Adjustable rate mortgages (ARMs) got a bad name during the heyday of the subprime loans. Many were designed to trick unwary borrowers into unaffordable mortgages once the loans reset to their variable period.
During most of 2007, 2008 and the beginning of 2009 ARMs were at the same levels as 30 year fixed loans so it didn’t make sense to consider them as an option when planning to get a mortgage for your home.
After mid 2009 conditions in the market have changed and ARMs are again worth considering, especially if you need a jumbo mortgage, more than $417,000.
This week rates on a 30 year fixed mortgage were very close to 5.0%, the 3/1 ARM was at 3.85% and the 5/1 ARM at 4.25%. The best 30 year fixed jumbo mortgage was at 6.35%. The 5/1 ARM up to $900,000 was at 5.05% and up to $2,000,000 at 5.35%.
ARMs are known as 1/1, 3/1, 5/1, 7/1 and 10/1 ARMs where the first number indicates the number of years that the loan is fixed, the second indicates the frequency that the loan will vary in years. So a 5/1 ARM is fixed for the first five years and will be variable for the following 25 years changing once a year according to a preset index.

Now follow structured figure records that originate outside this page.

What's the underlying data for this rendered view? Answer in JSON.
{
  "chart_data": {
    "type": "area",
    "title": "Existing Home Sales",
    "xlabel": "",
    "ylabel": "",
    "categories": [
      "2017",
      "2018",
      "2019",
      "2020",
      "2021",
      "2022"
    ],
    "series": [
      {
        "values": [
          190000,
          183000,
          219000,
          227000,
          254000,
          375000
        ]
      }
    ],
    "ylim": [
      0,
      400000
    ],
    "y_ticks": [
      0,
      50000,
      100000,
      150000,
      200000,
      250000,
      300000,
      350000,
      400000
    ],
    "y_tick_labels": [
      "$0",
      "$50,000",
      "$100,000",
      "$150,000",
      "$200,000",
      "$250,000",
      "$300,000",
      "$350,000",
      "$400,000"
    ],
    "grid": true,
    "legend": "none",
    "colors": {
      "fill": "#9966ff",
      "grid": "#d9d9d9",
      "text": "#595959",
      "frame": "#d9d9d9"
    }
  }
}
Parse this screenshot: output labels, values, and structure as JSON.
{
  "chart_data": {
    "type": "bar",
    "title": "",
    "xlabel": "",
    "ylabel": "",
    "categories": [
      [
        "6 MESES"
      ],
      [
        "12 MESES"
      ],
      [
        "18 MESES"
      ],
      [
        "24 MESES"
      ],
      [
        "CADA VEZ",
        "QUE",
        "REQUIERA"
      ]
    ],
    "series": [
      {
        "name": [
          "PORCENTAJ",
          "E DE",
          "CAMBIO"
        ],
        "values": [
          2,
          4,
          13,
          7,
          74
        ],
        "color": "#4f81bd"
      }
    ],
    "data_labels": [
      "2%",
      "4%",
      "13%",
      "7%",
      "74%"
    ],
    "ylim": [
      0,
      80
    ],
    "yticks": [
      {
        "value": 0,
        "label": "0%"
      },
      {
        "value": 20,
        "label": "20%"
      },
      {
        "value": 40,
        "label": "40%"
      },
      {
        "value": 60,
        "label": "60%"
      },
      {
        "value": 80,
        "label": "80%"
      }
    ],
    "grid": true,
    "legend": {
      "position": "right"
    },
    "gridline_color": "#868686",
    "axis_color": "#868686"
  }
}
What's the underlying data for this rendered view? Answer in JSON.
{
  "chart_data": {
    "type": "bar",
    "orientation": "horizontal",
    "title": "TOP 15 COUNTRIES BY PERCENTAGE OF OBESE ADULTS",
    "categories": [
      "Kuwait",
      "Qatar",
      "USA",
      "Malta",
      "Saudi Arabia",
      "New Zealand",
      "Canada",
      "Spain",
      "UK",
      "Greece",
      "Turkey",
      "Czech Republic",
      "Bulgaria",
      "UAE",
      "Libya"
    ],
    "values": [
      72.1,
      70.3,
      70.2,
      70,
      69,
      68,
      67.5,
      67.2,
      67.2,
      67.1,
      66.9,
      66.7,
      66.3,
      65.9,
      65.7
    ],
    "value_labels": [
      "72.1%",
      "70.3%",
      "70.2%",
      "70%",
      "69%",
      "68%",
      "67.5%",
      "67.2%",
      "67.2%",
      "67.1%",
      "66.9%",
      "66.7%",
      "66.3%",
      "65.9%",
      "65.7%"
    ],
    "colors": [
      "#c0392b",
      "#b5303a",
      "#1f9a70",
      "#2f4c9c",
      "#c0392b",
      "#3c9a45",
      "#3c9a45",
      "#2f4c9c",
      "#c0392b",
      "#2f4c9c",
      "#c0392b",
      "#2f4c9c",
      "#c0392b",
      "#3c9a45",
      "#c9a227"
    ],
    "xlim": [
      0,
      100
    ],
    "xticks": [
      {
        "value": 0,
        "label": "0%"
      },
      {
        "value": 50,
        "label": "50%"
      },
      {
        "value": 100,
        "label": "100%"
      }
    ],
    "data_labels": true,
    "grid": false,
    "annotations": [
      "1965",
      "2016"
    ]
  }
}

The adjustable part of these loans is based off a margin and an index. Margins are set by the banks when they lend you the money. An index is the rate at which US Treasury bonds are traded or banks charge on the LIBOR (London Interbank Overnight Rate) market. Margins set by the banks are usually between 2% and 3%. The rate for one year US Treasury bond this week was at 0.53%, One year LIBOR was at 1.53%. So if a bank had offered a 5/1 ARM that was resetting now the rate for the next year could be the margin ( 2.5%) plus the index ( 0.53%) and the person would have a rate of 3.03% for the next year.
When you are thinking about a mortgage, an important consideration is the length of time you plan on living in the house or keeping that mortgage. An ARM could go up as much as 6% over the initial interest rate. If you plan to keep your house longer than the fixed period of your ARM, you might not want an ARM. But if there is a possibility that you might change the house due to employment, family size or some other circumstance, and an ARM might be good for you.